The art is gorgeous, with numerous splash pages featuring Islamic calligraphy and poetry. The whole book has a timeless and dreamlike quality. Modern machinery will be on one page, sultans’ palaces on the next, and boats rise up out of the desert. It is, in part, an exploration of religion, not just Islam but Christianity and their many similarities. The art is epic enough to match the celestial themes.
Inside the fantastic facade, however, is a grimmer “reality.” The heroine Dodola trades sex for food and money. Her friend Zam is so traumatized when he finds out he elects to become a eunuch. The above quotes are there because this is Thompson’s reality, not necessarily reflective of actual day-to-day life. Genital mutilation and slavery are real problems, but when there isn’t a single female character that isn’t a slave or a concubine, and there isn’t a single male that isn’t obsessed with sex (usually with Dodola), Thompson’s gaze lies too heavy for comfort.
Is this portrayal of sexuality, both female and male, another case of east clashing with west? Maybe, the culture differences probably don’t help, but that’s not the entire problem. Thompson’s previous work, Blankets, suffers from the same idealization. It’s an autobiographical graphic novel about his first love so some allowances should be made for rose-tinted glasses, but when Raina, the object of Craig’s obsessive love, is stylistically compared to an angel from heaven it’s like the great philosopher Romany Malco says, he’s “putting the pussy on a pedestal.”

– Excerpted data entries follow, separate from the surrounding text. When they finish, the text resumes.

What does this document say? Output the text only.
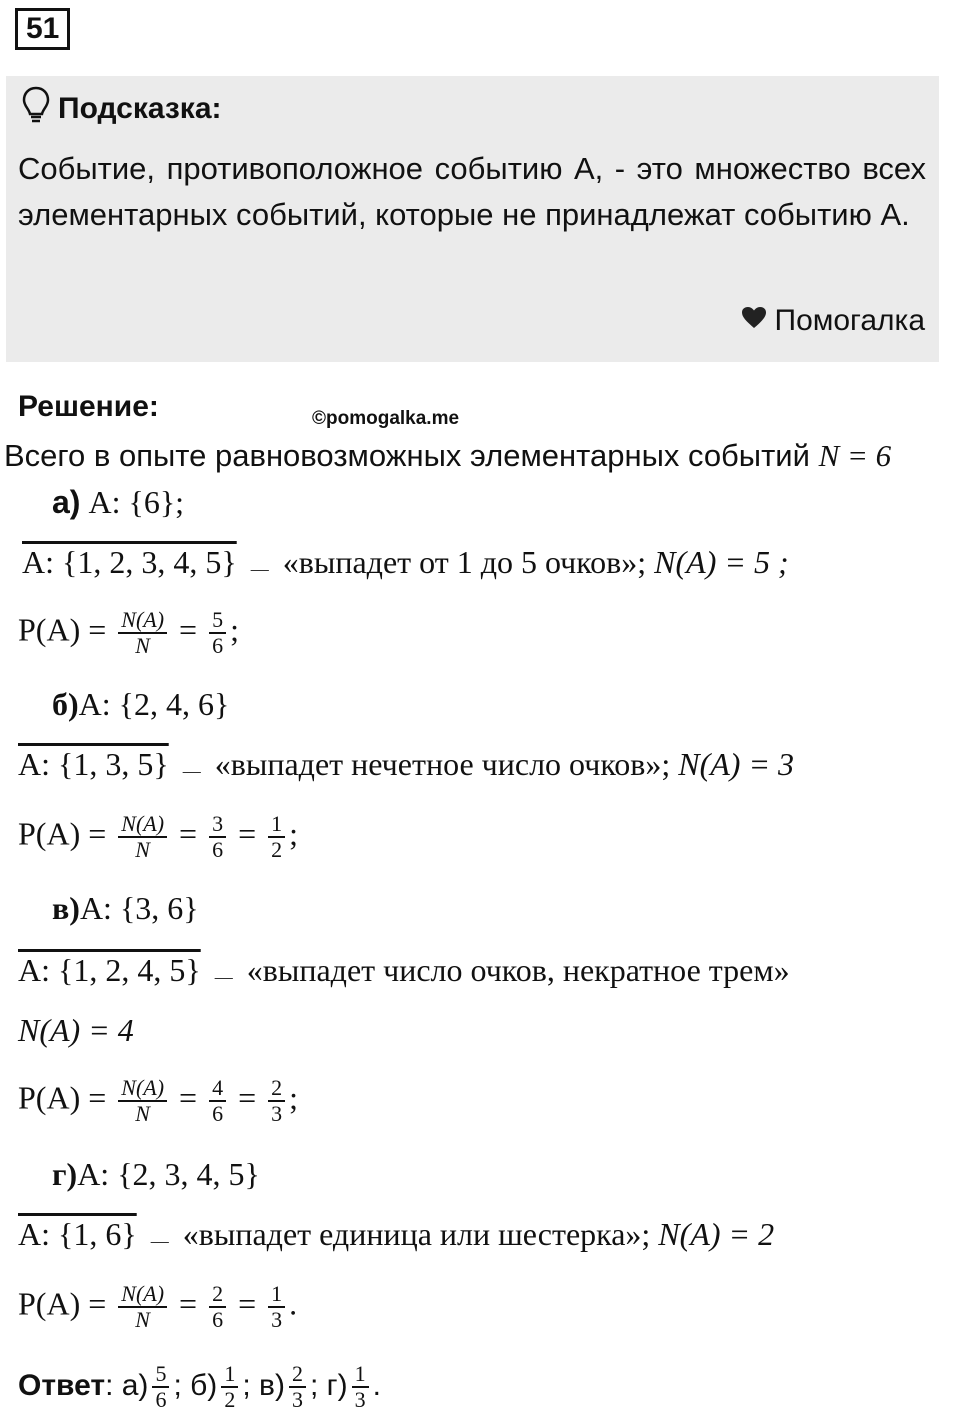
51
Подсказка:
Событие, противоположное событию A, - это множество всех элементарных событий, которые не принадлежат событию A.
Помогалка
Решение:	©pomogalka.me
Всего в опыте равновозможных элементарных событий N = 6
а) A: {6};
A: {1, 2, 3, 4, 5} — «выпадет от 1 до 5 очков»; N(A) = 5 ;
$P(A) = \frac{N(A)}{N} = \frac{5}{6}$ ;
б)A: {2, 4, 6}
A: {1, 3, 5} — «выпадет нечетное число очков»; N(A) = 3
$P(A) = \frac{N(A)}{N} = \frac{3}{6} = \frac{1}{2}$ ;
в)A: {3, 6}
A: {1, 2, 4, 5} — «выпадет число очков, некратное трем»
N(A) = 4
$P(A) = \frac{N(A)}{N} = \frac{4}{6} = \frac{2}{3}$ ;
г)A: {2, 3, 4, 5}
A: {1, 6} — «выпадет единица или шестерка»; N(A) = 2
$P(A) = \frac{N(A)}{N} = \frac{2}{6} = \frac{1}{3}$ .
Ответ: $а) \frac{5}{6}$ ; $б) \frac{1}{2}$ ; $в) \frac{2}{3}$ ; $г) \frac{1}{3}$ .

This is an issue across cultures, with Islamic Dodola and Zam and (very) Christian Raina and Craig (the character):
- The only time Craig masturbates at the age of seventeen (!!!) is to a letter from Raina. Afterwards, he severs all ties with her he burns everything she even sent him, ending any chance of reliquary idolization.
- Craig and his brother get in a fight, pee all over each other, and are tossed into the shower by their irate mother. Zam has his genitals removed completely.

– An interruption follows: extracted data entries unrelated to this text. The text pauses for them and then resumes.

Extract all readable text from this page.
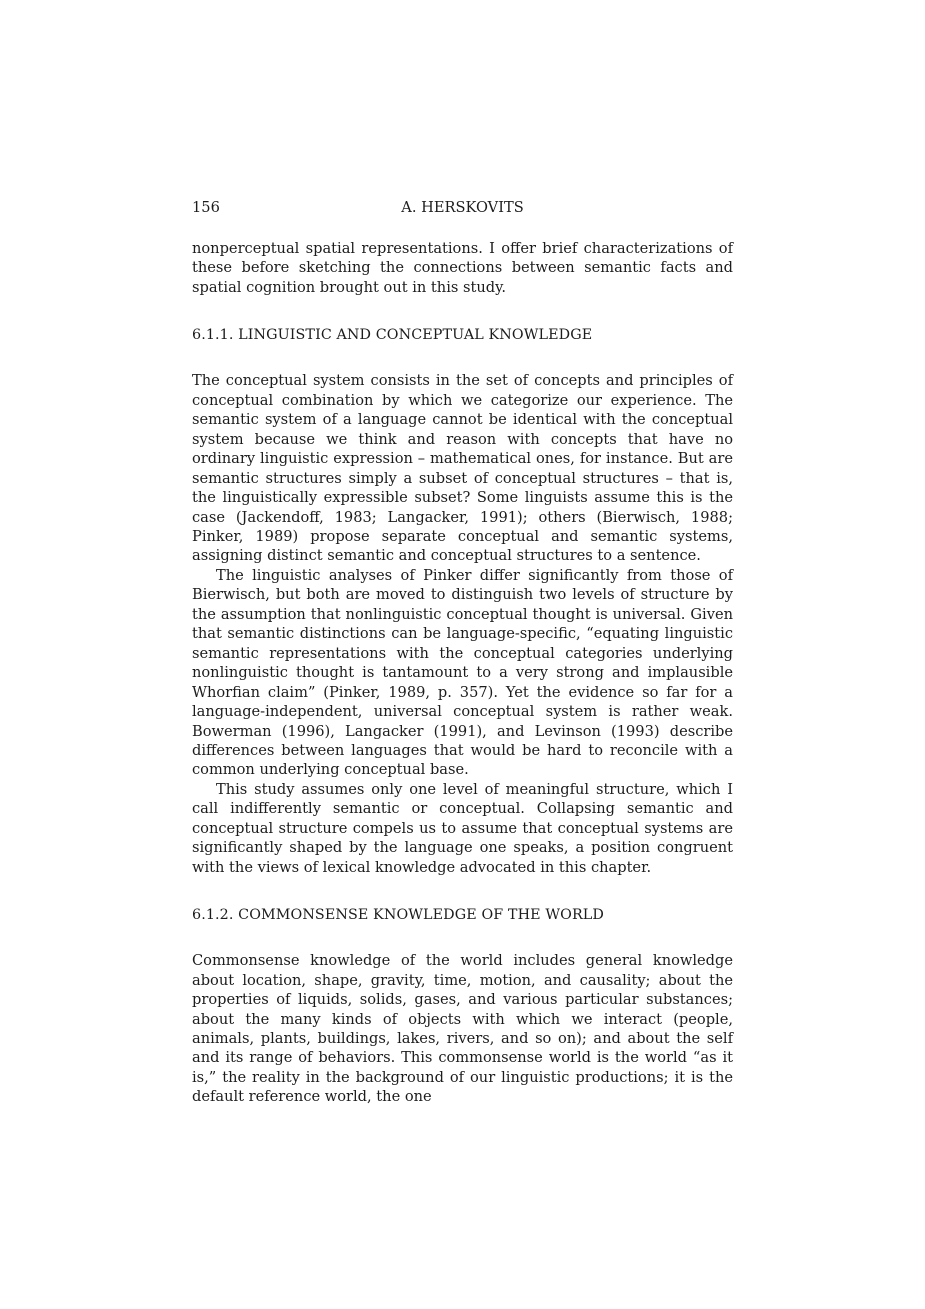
156	A. HERSKOVITS

nonperceptual spatial representations. I offer brief characterizations of these before sketching the connections between semantic facts and spatial cognition brought out in this study.

6.1.1. LINGUISTIC AND CONCEPTUAL KNOWLEDGE

The conceptual system consists in the set of concepts and principles of conceptual combination by which we categorize our experience. The semantic system of a language cannot be identical with the conceptual system because we think and reason with concepts that have no ordinary linguistic expression – mathematical ones, for instance. But are semantic structures simply a subset of conceptual structures – that is, the linguistically expressible subset? Some linguists assume this is the case (Jackendoff, 1983; Langacker, 1991); others (Bierwisch, 1988; Pinker, 1989) propose separate conceptual and semantic systems, assigning distinct semantic and conceptual structures to a sentence.

The linguistic analyses of Pinker differ significantly from those of Bierwisch, but both are moved to distinguish two levels of structure by the assumption that nonlinguistic conceptual thought is universal. Given that semantic distinctions can be language-specific, “equating linguistic semantic representations with the conceptual categories underlying nonlinguistic thought is tantamount to a very strong and implausible Whorfian claim” (Pinker, 1989, p. 357). Yet the evidence so far for a language-independent, universal conceptual system is rather weak. Bowerman (1996), Langacker (1991), and Levinson (1993) describe differences between languages that would be hard to reconcile with a common underlying conceptual base.

This study assumes only one level of meaningful structure, which I call indifferently semantic or conceptual. Collapsing semantic and conceptual structure compels us to assume that conceptual systems are significantly shaped by the language one speaks, a position congruent with the views of lexical knowledge advocated in this chapter.

6.1.2. COMMONSENSE KNOWLEDGE OF THE WORLD

Commonsense knowledge of the world includes general knowledge about location, shape, gravity, time, motion, and causality; about the properties of liquids, solids, gases, and various particular substances; about the many kinds of objects with which we interact (people, animals, plants, buildings, lakes, rivers, and so on); and about the self and its range of behaviors. This commonsense world is the world “as it is,” the reality in the background of our linguistic productions; it is the default reference world, the one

- When Craig and Raina finally engage in some good, old fashioned, teenaged dry-humping, it’s pictured as a true meeting of souls, their bodies twining across a full page illustration. Mutilated Zam pleasures Dodola with his breath and their own brand of intimacy.
Thompson’s villainization of actual penetration is hard not to notice. It’s doesn’t seem to arise from Oriental objectivism or white-man’s self flagellation. More likely, it’s a case of personal bias or even trauma. So, yay for him? Congratulations, you’re not racist, you just have a lot of sexual hangups.
Of course, Thompson isn’t necessarily unaware of this bias, and writing these books may be his admission (or even his catharsis). That one-time masturbation session in Blankets ends with a Craig climaxing across a piece of paper, a fitting metaphor for the entire novel of self-exploration. If it indeed helps him exorcise his demons, Thompson should, by all means, keep writing books. They certainly look beautiful.